The IAF had objected to earlier theaterisation plans, claiming that it would divide their fighting resources. Air Chief Marshal VR Chaudhari, the head of the IAF, had stated last year that the IAF is not against the theaterisation process as long as the doctrinal aspect of the force is not compromised by the creation of the new structures. Additionally, he had stated that while the theatre commands should be prepared for the future and be able to handle new forms of warfare in the cyber and space domains, they shouldn’t raise the decision-making hierarchy above its current levels.

How Do The Three Services Reach Their New Consensus?

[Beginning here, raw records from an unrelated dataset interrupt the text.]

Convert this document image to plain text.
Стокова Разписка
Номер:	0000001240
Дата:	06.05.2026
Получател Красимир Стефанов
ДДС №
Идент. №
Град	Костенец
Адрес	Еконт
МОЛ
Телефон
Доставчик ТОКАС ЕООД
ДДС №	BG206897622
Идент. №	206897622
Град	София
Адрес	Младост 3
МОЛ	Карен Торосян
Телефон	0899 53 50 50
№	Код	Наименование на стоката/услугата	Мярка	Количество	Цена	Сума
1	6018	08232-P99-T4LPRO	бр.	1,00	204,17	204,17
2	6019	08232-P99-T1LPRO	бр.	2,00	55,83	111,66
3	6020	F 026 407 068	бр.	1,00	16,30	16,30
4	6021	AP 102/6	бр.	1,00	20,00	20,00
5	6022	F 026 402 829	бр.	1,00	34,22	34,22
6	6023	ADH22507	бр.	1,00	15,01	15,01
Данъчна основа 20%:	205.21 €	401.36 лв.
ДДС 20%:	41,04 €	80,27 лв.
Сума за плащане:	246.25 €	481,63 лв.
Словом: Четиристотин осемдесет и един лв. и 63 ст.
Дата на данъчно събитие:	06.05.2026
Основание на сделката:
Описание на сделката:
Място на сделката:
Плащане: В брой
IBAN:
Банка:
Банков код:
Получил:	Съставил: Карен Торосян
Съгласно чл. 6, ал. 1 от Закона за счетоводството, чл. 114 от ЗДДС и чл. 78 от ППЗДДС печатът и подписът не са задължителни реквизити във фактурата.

Top officers from the three services have conducted numerous studies over the past two years to look into the Theaterisation process, which slowed down after Gen Rawat’s passing. However, the services continued to discuss the proposed reform by conducting a few tabletop exercises to examine how theatres would be used in various operational scenarios. After Gen Anil Chauhan, the current CDS, assumed command in September of last year, the plan picked up speed once more. Officials claim that the services were asked to independently research and assess the viability of using a fresh strategy in contrast to the Indian military’s Theaterization plans. There have been numerous meetings within the past three months, and

How Will Defense Theaterization Function Locally?

An interface between the government and the military leadership, the higher defence organisation (HDO), is also required, according to defence officials, along with a national security strategy. Given that nations wage wars, HDO must reflect the “whole-of-government, whole-of-nation” philosophy. The HDO must include representatives from all ministries, not just the defence ministry. Once decisions have been made, the Armed Forces are free to carry out their duties, and this organisation is responsible for all other coordination.